Democrats still say their House candidates are simply better than their Republican competitors and can outperform Mr. Biden, just as Democratic candidates for the Senate are running well ahead of the president. The poll trumpeted by Republicans as showing Mr. Biden’s erosion of support in Northern Illinois also shows the House Democrat in the district, Mr. Sorenson, nine points ahead of his Republican challenger.
“Democrats run common-sense, independent-minded candidates who are focused on kitchen table issues,” said Viet Shelton, a spokesman for the Democratic Congressional Campaign Committee. “Meanwhile Republicans run extremists.”
What is for certain in this election, with such a narrow battlefield, is that the races will grow even more fierce and expensive. In Virginia, Mr. Vindman was able to raise more than $5 million for a Democratic primary that he cruised through last month. That left him with $1.3 million in cash, far more than his Republican opponent.

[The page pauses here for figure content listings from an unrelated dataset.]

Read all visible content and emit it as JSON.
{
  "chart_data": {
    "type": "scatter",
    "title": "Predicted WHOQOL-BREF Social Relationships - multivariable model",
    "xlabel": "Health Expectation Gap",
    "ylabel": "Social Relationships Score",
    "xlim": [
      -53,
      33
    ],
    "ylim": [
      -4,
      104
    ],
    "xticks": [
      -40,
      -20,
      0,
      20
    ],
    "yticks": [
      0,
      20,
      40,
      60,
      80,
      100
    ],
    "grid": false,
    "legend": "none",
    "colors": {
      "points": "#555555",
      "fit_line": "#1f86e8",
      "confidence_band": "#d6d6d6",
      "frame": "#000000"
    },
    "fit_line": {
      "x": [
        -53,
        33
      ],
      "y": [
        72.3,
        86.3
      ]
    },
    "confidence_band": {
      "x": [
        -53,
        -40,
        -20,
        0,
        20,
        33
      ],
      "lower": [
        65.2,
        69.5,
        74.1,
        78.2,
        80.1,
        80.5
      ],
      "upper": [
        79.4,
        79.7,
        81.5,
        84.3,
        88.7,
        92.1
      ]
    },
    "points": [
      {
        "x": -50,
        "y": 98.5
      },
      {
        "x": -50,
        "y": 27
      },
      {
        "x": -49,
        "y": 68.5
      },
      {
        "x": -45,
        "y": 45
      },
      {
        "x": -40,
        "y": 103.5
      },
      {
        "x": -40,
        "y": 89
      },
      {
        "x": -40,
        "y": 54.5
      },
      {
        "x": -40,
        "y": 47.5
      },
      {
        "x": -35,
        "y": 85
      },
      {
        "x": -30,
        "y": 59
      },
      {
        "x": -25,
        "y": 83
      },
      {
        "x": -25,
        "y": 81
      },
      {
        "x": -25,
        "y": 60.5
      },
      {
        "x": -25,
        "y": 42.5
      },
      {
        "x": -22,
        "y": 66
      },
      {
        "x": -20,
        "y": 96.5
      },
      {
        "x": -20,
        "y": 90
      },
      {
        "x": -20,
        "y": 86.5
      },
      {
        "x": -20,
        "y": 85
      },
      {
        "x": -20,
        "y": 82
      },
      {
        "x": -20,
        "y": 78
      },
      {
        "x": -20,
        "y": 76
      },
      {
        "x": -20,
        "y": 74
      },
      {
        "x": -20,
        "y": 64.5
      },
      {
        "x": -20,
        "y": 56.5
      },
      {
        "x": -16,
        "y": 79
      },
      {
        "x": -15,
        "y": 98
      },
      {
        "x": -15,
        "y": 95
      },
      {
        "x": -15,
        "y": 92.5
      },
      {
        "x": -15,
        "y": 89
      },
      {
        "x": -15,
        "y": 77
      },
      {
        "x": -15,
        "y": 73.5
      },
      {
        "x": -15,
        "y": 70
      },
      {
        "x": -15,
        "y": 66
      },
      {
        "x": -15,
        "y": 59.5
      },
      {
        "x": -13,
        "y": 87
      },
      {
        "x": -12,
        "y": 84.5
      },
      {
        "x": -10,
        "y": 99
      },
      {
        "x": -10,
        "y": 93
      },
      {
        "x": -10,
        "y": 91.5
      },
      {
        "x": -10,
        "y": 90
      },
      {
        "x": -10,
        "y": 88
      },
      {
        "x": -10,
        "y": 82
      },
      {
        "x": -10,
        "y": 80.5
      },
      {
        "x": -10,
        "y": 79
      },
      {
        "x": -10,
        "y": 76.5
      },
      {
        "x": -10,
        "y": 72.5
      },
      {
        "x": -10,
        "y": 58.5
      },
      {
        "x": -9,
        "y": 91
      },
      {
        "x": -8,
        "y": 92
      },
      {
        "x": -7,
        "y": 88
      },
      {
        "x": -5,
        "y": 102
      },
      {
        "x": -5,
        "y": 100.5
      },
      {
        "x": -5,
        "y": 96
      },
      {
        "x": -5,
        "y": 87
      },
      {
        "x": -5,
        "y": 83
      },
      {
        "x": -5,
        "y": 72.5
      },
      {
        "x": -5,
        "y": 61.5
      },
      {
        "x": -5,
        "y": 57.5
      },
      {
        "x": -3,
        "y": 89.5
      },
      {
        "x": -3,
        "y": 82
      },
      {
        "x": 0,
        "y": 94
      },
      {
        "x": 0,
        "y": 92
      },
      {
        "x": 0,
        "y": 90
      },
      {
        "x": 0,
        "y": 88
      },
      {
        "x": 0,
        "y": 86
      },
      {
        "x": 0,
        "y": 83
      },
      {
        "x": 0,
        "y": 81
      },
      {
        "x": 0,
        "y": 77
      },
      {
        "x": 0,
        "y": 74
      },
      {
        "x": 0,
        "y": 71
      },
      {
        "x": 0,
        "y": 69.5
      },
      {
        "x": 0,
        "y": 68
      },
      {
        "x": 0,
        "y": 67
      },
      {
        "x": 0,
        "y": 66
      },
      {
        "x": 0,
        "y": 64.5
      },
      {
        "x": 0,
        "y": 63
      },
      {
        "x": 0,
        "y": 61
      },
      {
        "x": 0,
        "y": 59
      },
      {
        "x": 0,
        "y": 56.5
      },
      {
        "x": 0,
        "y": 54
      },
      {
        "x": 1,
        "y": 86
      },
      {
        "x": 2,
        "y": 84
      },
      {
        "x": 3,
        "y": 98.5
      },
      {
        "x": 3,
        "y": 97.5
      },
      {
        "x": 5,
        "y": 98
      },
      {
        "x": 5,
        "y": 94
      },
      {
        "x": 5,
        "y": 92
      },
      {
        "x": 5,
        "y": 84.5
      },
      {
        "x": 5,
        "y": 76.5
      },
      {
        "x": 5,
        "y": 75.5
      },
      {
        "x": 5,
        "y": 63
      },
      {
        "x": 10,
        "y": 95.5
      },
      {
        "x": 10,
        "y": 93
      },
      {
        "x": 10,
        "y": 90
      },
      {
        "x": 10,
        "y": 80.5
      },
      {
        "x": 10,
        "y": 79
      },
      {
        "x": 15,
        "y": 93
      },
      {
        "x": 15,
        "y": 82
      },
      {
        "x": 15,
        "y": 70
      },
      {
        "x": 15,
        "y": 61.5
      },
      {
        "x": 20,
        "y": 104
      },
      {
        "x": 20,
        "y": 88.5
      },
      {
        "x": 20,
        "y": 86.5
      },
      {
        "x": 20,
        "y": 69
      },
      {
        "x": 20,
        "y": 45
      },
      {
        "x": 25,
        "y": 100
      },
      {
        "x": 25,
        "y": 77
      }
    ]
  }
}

For all the focus on Mr. Biden, the wild card in some districts may be Mr. Trump. In Northern Virginia, it may be the former president’s stated plans to convert large swaths of the federal work force into political appointments, serving at the whim of the president and not subject to civil service rules that now protect most federal workers from political interference. Such issues might glaze the eyes of most voters, but in Virginia’s Seventh District, in the far suburbs of Washington, where 59,000 voters are in the federal work force, Mr. Trump’s plans for the government may matter — a lot.
“This idea of purity tests for civil servants?” Mr. Vindman said. “I’d say a majority of people will be concerned.”